Supermarket Morrisons and controversial security firm G4S are in danger of relegation from the FTSE 100 list of Britain’s biggest companies as the index comes up for renewal.

Morrisons has been languishing near the bottom of the list for several months, narrowly avoiding relegation in the last quarterly review.

At the close of business on Friday the supermarket chain, whose shares have almost halved in value over the past two years after competition from discount firms and management woes, was just above the cut-off point for exclusion.

Loser: Security firm G4S, which bungled its 2012 Olympics contract, is near the bottom of the FTSE 100

Loser: Security firm G4S, which bungled its 2012 Olympics contract, is near the bottom of the FTSE 100

G4S, the outsourcing group that bungled the security contract for the London 2012 Olympics leading to troops being drafted in to supplement its staff, was also close to relegation on Friday. Both G4S and Morrisons are worth just under £4 billion at Friday’s closing prices.

FTSE bosses will carry out their quarterly update of the indices soon. The smallest of Britain’s blue-chip companies measured by market capitalisation will be dropped to the FTSE 250. The rankings are key since stock market rules oblige institutional investors to invest a proportion of their funds in the UK’s biggest companies.

Banking and asset management giant Investec and housebuilder Berkeley Group were on course for promotion, while aerospace firm Meggitt and engineering company Weir looked set to be dropped.
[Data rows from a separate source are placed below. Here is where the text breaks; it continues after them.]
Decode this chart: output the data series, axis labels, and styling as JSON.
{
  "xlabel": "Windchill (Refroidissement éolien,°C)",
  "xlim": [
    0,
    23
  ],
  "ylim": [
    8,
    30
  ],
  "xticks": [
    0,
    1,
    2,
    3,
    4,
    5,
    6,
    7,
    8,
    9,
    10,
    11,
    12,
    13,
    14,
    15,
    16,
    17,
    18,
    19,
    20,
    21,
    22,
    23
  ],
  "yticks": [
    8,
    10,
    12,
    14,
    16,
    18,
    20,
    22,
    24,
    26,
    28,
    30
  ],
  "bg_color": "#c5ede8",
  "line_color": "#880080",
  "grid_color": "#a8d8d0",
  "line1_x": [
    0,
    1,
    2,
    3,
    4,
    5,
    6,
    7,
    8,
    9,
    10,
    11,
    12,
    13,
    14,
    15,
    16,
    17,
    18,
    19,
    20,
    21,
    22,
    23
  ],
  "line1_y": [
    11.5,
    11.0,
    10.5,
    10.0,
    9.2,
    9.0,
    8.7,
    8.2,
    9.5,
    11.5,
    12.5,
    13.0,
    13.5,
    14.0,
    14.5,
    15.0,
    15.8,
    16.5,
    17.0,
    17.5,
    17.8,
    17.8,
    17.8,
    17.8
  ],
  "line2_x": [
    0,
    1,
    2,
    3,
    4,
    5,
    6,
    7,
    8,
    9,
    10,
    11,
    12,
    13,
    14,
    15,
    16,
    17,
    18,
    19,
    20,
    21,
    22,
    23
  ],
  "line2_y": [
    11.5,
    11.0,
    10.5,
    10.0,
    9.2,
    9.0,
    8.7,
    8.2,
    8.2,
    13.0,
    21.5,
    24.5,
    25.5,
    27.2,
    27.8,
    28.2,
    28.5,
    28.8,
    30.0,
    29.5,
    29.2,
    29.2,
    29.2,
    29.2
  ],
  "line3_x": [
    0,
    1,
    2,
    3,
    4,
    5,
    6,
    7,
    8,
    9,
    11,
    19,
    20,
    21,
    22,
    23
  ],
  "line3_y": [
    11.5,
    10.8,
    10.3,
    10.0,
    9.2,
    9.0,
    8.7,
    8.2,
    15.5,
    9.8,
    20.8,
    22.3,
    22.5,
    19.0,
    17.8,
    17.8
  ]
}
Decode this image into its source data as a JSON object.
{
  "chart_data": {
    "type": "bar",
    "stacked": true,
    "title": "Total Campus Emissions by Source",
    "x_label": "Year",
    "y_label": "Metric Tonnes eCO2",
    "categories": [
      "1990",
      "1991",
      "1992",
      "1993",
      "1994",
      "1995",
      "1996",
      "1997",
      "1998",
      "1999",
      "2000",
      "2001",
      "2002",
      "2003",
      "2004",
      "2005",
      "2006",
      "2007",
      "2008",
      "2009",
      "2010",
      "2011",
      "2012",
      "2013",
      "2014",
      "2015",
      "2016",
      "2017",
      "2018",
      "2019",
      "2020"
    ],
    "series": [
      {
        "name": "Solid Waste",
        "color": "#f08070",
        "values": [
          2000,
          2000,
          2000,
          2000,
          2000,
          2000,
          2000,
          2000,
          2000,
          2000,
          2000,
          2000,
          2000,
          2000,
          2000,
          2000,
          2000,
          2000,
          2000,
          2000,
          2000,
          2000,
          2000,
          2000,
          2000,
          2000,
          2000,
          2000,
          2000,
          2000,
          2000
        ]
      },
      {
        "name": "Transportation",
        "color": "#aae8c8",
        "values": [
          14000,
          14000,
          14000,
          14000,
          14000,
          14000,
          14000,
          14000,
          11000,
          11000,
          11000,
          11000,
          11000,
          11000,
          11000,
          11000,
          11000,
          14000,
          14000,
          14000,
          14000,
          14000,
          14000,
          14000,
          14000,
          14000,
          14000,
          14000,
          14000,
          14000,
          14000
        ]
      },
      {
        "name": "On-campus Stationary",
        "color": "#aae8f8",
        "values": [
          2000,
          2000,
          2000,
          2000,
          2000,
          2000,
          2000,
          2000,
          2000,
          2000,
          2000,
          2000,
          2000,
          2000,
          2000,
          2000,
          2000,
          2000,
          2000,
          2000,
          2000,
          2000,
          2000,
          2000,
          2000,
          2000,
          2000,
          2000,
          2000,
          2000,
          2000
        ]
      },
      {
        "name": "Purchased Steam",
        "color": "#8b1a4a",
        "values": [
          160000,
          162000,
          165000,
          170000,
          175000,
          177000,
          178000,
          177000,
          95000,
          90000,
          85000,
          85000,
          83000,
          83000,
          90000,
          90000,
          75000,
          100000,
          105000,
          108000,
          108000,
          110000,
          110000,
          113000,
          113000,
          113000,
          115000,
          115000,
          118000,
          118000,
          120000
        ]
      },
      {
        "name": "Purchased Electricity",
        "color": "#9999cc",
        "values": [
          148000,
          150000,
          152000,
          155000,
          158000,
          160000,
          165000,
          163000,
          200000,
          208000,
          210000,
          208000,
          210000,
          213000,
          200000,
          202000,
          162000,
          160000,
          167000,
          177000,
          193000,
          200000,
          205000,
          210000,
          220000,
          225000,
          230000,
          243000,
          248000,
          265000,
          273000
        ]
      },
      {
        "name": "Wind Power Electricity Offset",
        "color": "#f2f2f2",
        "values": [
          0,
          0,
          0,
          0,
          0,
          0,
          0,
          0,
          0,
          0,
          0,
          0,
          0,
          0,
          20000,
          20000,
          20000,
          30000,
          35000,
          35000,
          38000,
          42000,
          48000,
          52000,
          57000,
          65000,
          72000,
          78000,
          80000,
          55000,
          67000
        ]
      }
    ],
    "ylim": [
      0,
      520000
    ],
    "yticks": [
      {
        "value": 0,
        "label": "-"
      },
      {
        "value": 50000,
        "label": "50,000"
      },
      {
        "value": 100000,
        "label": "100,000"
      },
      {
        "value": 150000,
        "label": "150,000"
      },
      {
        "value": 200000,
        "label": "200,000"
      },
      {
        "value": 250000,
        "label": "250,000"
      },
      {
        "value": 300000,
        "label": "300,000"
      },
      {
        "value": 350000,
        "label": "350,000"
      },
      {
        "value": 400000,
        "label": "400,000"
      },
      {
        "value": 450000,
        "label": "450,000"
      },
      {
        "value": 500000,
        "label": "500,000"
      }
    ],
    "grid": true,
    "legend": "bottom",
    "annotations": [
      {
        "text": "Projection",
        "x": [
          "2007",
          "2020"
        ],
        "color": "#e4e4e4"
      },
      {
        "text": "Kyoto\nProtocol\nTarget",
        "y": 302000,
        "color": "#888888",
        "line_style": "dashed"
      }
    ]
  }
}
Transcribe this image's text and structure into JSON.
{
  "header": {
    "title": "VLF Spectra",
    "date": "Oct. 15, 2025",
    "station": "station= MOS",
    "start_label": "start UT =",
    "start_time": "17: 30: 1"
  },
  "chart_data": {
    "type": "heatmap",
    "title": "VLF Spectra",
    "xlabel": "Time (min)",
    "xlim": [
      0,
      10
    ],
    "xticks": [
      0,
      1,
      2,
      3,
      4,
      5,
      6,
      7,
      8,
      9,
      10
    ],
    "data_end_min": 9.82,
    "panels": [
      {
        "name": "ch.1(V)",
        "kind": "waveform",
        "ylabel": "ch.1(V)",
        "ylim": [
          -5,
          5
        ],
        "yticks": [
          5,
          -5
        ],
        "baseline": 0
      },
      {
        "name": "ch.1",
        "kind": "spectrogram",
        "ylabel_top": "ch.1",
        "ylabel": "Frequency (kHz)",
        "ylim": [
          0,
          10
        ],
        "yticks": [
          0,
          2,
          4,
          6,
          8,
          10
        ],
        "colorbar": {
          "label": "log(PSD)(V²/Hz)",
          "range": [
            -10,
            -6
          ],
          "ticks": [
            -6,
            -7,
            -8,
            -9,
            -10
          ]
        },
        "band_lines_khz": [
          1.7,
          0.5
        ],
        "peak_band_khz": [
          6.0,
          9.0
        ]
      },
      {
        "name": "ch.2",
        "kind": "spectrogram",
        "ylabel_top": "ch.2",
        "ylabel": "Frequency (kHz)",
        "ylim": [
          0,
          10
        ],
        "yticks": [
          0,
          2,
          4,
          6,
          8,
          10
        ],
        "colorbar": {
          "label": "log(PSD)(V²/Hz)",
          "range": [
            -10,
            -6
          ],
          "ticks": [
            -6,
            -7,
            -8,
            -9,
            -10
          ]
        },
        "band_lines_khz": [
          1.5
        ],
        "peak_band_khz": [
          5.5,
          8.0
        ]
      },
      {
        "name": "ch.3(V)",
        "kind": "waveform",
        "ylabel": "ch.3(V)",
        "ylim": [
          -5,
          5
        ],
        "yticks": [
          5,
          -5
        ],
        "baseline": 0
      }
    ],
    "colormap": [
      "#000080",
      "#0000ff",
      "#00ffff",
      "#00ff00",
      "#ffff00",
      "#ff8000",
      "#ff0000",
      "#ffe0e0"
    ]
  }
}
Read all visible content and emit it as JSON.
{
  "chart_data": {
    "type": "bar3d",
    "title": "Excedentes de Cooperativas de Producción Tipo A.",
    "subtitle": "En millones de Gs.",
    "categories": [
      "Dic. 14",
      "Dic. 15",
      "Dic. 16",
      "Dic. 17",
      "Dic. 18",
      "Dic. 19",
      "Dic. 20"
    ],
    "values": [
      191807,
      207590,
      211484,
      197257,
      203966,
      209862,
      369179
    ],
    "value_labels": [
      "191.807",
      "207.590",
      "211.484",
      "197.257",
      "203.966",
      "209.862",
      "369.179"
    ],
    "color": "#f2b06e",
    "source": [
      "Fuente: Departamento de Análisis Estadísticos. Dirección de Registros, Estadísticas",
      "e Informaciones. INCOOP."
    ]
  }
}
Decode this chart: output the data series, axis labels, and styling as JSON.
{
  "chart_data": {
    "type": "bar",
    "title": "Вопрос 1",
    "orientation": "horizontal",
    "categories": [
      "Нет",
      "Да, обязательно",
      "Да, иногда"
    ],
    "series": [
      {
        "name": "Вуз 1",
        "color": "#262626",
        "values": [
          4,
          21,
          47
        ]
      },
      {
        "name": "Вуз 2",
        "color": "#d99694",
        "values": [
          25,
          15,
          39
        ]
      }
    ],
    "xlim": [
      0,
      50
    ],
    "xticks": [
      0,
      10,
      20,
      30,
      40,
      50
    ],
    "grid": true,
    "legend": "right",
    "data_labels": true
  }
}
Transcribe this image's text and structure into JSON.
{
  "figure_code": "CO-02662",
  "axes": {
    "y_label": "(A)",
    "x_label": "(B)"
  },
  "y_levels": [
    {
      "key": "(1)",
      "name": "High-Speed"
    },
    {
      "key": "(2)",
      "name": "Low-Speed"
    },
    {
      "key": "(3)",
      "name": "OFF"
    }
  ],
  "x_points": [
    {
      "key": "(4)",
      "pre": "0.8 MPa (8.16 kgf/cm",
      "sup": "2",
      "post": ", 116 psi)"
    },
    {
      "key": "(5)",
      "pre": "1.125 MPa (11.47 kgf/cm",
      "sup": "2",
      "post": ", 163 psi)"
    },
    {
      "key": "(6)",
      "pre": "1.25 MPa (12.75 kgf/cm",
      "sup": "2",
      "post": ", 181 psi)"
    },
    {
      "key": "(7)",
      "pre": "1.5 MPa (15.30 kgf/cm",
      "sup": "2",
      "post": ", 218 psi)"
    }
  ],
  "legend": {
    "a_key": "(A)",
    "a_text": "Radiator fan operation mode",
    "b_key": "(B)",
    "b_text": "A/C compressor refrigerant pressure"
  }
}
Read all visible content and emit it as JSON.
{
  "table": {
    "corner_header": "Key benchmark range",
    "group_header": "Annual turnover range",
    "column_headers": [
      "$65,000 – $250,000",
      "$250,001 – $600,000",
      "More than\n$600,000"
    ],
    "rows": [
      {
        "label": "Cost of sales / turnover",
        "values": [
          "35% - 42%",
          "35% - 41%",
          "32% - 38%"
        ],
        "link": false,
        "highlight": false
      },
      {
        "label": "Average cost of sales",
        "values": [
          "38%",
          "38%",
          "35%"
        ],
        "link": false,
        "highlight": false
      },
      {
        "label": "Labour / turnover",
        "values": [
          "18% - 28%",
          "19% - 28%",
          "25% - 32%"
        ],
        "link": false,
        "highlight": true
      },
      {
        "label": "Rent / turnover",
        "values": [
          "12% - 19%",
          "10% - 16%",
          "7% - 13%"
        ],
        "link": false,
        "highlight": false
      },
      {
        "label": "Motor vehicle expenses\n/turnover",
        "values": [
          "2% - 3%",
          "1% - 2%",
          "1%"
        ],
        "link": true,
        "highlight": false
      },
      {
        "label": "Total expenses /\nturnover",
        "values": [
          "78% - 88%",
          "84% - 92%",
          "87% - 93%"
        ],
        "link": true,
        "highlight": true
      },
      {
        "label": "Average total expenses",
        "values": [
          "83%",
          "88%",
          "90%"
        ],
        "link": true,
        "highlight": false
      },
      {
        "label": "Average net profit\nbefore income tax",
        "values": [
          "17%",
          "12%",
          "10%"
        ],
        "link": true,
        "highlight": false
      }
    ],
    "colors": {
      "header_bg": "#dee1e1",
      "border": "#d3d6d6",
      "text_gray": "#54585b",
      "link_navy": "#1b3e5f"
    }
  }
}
Gold miner Randgold could also go down if its share price falls further, after tumbling from £56 a share earlier this year to £39 on Friday.

Doorstep lender Provident Financial could be promoted.

Companies are relegated if their value falls below that of the 110th largest company, and are promoted if they reach 90th by market cap.

Other companies can be promoted or relegated if they are pushed up or down by other companies meeting the exclusion or inclusion rules for the FTSE 100.

The London Stock Exchange will say on Tuesday who is on course to be promoted or excluded, according to the latest market prices.

The final decision will be made a week later, on the basis of closing prices on Tuesday, September 8. A committee will meet the next day to approve the changes.

Morrisons is set to release half-year results on September 10, with its house broker Shore Capital saying that profits could be down by 25 per cent.

Profits are expected to come in at £135 million for the six months to the start of August, compared with £181 million for the same period last year.

The big grocers are suffering from competition from discounters and from falling prices.